I can separately remove each line's timestamp:

for count, line in enumerate(content, start=1):
        if count % 2 == 0:
            s = line.replace('\n','')
            print(s) 

I can also join the sentences if I don't remove the timestamps:

with open('file.txt') as f:
    print (" ".join(line.strip() for line in f))

But I attempted to do these together (removing timestamps and joining the lines) in various formats but no right outcome:

with open('Russell Brand Script.txt') as m:
    for count, line in enumerate(m, start=1):
        if count % 2 == 0:
            sentence=line.replace('\n',' ')
            print(" ".join(sentence.rstrip('\n'))) 
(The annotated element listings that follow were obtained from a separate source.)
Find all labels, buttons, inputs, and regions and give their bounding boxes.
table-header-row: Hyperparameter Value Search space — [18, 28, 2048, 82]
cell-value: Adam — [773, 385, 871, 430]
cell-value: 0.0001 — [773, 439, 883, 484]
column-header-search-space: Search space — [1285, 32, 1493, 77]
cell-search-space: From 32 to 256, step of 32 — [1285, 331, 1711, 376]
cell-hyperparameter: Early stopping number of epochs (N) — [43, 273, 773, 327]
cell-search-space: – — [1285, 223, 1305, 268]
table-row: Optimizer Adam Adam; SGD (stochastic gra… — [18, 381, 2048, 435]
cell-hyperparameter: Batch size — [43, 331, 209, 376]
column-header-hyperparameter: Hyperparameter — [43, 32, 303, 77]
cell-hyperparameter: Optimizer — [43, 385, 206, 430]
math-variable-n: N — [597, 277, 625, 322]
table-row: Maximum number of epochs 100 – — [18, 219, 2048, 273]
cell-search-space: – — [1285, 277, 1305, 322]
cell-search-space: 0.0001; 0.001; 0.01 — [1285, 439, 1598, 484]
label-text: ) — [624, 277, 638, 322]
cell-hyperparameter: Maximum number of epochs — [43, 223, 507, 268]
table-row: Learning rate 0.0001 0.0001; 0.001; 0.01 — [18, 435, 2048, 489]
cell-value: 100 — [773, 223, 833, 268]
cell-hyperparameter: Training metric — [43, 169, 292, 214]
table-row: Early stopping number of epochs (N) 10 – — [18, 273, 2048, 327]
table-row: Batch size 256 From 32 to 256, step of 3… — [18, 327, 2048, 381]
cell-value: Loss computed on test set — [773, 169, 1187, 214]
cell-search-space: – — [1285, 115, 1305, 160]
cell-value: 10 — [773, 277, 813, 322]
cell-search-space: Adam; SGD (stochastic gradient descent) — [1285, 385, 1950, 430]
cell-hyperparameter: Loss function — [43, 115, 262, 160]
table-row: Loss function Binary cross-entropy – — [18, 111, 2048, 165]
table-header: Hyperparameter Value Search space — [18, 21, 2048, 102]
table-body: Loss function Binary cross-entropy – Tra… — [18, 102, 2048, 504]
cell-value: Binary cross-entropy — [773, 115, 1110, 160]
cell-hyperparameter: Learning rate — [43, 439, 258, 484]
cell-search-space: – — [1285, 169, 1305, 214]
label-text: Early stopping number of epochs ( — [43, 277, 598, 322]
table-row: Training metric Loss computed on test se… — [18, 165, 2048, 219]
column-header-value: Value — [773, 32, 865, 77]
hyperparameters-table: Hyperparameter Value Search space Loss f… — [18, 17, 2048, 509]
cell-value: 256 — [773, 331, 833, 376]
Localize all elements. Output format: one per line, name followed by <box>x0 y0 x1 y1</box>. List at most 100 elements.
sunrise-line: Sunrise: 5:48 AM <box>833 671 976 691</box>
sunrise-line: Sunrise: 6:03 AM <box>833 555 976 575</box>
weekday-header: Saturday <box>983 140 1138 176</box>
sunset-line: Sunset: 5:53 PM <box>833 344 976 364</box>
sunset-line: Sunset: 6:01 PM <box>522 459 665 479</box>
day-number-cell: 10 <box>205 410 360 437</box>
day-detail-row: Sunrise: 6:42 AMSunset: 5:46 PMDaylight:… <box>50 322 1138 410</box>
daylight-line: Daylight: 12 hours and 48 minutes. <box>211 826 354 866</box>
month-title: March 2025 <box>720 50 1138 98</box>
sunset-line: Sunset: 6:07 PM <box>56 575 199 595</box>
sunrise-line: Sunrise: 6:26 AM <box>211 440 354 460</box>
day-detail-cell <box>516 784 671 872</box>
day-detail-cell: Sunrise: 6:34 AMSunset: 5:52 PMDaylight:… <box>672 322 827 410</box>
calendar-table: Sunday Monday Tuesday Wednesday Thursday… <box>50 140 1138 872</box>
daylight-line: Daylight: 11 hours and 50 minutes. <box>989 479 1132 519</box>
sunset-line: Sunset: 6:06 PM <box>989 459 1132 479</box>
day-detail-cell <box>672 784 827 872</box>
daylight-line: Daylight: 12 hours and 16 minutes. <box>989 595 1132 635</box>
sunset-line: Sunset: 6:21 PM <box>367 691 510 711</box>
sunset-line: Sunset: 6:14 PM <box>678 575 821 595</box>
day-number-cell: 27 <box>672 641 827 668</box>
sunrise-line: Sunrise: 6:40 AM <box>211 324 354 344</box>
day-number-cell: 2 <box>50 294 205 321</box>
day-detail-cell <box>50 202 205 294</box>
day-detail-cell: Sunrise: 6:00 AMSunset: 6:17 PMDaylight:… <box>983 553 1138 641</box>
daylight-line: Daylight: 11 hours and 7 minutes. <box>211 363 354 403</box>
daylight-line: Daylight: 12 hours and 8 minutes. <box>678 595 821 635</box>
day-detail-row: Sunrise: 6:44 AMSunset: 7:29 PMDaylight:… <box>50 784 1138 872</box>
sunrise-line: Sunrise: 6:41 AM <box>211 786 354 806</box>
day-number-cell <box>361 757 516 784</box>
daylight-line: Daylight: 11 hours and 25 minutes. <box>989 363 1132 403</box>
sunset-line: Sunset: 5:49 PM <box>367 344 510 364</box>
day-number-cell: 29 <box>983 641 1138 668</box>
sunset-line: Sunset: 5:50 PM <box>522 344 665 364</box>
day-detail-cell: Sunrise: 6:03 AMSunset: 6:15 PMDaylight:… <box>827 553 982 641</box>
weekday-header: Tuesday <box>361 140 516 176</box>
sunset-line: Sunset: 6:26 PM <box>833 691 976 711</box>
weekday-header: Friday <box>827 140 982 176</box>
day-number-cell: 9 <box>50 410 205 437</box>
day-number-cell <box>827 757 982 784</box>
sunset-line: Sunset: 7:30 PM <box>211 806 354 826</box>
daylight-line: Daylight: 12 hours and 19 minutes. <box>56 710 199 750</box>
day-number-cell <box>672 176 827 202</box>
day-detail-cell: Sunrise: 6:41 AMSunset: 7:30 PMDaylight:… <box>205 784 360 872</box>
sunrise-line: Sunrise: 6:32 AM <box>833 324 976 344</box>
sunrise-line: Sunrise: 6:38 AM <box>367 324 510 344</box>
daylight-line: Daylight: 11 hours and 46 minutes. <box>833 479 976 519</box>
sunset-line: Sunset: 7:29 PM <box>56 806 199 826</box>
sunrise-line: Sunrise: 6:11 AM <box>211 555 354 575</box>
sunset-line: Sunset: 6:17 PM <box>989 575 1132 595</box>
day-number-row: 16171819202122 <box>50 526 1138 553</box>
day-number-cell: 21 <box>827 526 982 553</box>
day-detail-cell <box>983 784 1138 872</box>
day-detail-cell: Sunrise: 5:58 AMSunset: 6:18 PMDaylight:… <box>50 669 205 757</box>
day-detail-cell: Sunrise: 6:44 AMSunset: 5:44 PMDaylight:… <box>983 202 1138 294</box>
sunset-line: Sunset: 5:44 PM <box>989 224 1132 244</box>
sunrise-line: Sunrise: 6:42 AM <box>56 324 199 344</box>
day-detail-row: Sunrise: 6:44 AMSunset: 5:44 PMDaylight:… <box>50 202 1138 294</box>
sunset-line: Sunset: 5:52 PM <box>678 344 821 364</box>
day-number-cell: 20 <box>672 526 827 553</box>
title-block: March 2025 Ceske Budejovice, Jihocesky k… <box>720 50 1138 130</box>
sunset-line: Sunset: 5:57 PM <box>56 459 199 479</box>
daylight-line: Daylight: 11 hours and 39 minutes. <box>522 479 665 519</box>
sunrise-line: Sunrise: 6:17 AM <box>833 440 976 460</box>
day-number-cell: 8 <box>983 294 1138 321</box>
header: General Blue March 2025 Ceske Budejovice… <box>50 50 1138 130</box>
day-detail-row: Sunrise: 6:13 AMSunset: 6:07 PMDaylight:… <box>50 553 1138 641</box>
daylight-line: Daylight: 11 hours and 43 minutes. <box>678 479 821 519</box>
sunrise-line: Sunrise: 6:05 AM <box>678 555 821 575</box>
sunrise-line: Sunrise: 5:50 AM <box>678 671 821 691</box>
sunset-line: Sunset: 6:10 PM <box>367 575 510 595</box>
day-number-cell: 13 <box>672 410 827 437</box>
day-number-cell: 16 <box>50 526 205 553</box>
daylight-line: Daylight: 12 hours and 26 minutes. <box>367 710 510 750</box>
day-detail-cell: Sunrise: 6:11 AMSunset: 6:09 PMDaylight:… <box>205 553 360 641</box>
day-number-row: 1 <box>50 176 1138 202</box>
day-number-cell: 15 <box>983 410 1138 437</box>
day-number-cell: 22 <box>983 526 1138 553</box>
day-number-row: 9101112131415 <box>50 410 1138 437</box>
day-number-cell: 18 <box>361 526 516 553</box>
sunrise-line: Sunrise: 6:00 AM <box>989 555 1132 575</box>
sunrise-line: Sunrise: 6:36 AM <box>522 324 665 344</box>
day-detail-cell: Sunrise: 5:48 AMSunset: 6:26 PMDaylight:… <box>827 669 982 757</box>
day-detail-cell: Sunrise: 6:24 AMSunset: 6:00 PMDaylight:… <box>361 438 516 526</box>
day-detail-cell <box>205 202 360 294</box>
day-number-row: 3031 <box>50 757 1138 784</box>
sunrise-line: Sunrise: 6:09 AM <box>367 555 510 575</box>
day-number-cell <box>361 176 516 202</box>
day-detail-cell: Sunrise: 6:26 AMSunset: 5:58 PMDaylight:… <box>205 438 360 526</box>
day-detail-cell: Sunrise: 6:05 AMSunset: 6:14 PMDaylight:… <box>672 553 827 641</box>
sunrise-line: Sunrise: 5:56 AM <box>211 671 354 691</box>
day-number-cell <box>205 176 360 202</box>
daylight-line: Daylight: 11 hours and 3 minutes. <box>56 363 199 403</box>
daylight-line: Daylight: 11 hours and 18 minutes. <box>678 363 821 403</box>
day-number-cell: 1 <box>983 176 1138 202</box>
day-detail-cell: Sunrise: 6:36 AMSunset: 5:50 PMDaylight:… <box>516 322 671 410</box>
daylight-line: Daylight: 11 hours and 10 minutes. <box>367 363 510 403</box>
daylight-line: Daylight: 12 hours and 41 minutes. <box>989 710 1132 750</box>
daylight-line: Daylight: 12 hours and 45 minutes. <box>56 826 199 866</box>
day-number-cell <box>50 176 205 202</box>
I also tried various form of print(" ".join(sentence.rstrip('\n'))) and print(" ".join(sentence.strip())) but the results is always either of below:

enter image description here

How can I remove the timestamps and join the sentences to create a paragraph at once?


Solution

  • Whenever you call .join() on a string, it inserts the separator between every character of the string. You should also note that print(), by default, adds a newline after the string is printed.

    To get around this, you can save each modified sentence to a list, and then output the entire paragraph at once at the end using "".join(). This gets around the newline issue described above, and gives you the ability to do additional processing on the paragraph afterwards, if desired.

    with open('put_your_filename_here.txt') as m:
        sentences = []
        for count, line in enumerate(m, start=1):
            if count % 2 == 0:
                sentence=line.replace('\n', '')
                sentences.append(sentence)
        print(' '.join(sentences))
    

    (Made a small edit to the code -- the old version of the code produced a trailing space after the paragraph.)